We recently had old friends we hadn’t seen for a while over for dinner. The wife of the couple is newly retired from a high-profile, widely-respected job. I asked her how she was enjoying her retirement and how she was spending her time. She said she was still adjusting to her new freedom and that she was looking for something to do.
Before pouncing on her with the virtues of volunteering and recommending she contact RSVP, I asked her what she was looking for. After a moment’s reflection, all she could say was that she wanted to find something meaningful. The conversation then gave way to the more general conversational topics of children, politics and the surprising Mariners.
I think we can all agree that we want to spend our time doing something meaningful. After all, the root of existence is a lifelong search for meaning. However, the word meaningful is one of those slippery words – like love and virtue – that defy a practical definition. The dictionary defines meaningful as “having meaning or purpose.” Okay, but that’s more of a description and a concept than a definition. The definition of the word table, for example, clearly differentiates what is a table from what is a couch, but the definition of meaningful does not differentiate that which is meaningful from that which isn’t. The reason the word meaningful has no concrete definition is that meaningfulness is personal and an expression of your identity: What’s meaningful to you may not be meaningful to me and vice versa.
Some people – the lucky few – know what’s meaningful to them, and they slide right into it after retirement like a slender hand into a soft glove. The rest of us struggle. When I retired I struggled mightily (and still struggle) to find meaning in what I do. The problem with the search for meaning, I believe, is the word itself. To me, the word meaningful connotes something grand and significant, like creating a Gates Foundation or feeding starving children. As such, I find the quest for meaning intimidating to the point of paralysis. It’s like having an expensive bottle of wine and not being able to decide on an occasion auspicious enough to uncork it.
To eliminate paralysis, I have abandoned the word meaningful for the word useful. For me, useful is liberating whereas meaningful is restrictive.
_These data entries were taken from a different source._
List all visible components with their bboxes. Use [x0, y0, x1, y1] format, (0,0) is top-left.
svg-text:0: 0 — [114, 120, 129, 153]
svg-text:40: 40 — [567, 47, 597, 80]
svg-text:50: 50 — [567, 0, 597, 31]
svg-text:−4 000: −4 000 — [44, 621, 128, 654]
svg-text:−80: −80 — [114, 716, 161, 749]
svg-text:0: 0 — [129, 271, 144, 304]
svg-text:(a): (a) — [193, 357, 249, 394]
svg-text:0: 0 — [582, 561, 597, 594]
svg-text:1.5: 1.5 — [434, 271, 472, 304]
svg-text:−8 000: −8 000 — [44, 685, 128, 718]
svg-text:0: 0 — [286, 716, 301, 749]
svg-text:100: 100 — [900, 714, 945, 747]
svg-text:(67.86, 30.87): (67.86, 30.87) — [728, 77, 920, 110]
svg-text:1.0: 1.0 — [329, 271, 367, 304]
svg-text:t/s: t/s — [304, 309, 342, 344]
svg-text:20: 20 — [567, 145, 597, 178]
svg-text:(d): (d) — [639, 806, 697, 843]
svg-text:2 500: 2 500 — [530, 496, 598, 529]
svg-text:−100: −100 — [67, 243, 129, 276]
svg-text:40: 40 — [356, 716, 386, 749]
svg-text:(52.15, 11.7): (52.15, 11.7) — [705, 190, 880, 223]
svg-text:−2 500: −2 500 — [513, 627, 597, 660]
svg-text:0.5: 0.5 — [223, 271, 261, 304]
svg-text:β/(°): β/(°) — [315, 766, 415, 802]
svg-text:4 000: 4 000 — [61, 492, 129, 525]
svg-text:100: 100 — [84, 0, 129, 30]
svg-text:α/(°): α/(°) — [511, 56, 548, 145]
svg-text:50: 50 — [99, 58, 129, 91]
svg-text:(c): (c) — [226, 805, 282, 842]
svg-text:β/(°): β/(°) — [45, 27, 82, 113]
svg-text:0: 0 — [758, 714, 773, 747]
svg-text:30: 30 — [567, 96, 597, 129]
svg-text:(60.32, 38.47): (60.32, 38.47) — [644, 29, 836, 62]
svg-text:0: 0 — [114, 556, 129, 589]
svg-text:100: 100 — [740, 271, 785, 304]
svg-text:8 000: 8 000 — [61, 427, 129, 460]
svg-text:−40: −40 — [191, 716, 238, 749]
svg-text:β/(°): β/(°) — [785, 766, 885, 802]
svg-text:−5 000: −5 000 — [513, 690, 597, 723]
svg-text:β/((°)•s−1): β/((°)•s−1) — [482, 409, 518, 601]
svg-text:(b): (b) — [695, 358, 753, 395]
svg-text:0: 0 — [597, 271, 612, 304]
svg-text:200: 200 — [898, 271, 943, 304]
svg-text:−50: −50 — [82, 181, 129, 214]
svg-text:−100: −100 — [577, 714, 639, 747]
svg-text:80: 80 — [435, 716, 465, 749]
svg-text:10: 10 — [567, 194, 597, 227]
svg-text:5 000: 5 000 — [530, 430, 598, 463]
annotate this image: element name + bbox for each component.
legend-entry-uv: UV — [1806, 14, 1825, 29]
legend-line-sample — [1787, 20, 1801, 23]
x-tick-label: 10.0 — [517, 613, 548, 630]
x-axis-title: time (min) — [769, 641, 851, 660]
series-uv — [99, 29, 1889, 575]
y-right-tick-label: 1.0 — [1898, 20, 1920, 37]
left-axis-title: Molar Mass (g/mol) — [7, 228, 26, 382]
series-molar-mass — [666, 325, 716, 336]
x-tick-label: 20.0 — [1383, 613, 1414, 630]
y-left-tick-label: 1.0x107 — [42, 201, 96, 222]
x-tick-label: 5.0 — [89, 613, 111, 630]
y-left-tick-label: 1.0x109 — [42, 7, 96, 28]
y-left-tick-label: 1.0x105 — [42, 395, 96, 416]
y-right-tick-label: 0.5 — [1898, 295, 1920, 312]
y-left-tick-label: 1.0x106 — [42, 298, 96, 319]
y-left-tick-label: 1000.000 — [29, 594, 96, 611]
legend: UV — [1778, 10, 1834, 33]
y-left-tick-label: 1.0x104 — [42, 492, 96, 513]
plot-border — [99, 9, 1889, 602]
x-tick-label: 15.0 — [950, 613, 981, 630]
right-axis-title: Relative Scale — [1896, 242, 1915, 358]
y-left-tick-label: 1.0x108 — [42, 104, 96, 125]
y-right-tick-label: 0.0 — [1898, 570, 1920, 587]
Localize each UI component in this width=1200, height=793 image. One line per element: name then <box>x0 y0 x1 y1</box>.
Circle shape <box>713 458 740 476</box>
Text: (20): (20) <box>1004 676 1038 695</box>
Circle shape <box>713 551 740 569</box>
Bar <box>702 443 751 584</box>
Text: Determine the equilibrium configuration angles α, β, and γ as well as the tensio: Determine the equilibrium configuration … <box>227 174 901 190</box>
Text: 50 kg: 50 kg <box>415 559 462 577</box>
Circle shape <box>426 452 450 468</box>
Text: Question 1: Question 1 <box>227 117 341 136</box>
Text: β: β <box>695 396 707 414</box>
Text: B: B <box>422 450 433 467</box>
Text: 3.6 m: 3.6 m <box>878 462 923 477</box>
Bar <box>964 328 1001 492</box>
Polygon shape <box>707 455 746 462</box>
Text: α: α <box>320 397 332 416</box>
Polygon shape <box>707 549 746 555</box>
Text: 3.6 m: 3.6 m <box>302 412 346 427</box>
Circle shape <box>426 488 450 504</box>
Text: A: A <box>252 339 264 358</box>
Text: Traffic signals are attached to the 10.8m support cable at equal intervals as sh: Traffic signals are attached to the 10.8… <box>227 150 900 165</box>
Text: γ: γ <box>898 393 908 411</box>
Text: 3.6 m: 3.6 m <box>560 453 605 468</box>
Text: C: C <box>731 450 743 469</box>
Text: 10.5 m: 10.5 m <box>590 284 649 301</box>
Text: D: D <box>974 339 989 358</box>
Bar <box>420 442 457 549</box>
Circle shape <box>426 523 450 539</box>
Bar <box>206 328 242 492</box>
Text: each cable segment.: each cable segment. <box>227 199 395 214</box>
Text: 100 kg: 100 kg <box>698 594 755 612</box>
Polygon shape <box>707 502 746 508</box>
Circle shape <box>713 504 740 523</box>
For example, I recently spent two volunteer hours registering people for a Solid Ground-sponsored Baby Boost information fair. I met a bunch of bright, dedicated staff and vendors, watched a successful social service program in action, and engaged with a vibrant community I wouldn’t encounter in the normal course of my life. Afterwards I found myself invigorated, not because I had done something grand, but because I had simply been useful. And who’s to say there’s no meaning in usefulness?
Years ago, I attended a daylong business management seminar. One segment focused on time management, and the instructor summed up time management as this: No one has enough time, but we all have all there is. Don’t make your time so precious that you don’t do anything; treat meaningful as a journey that can start with being useful.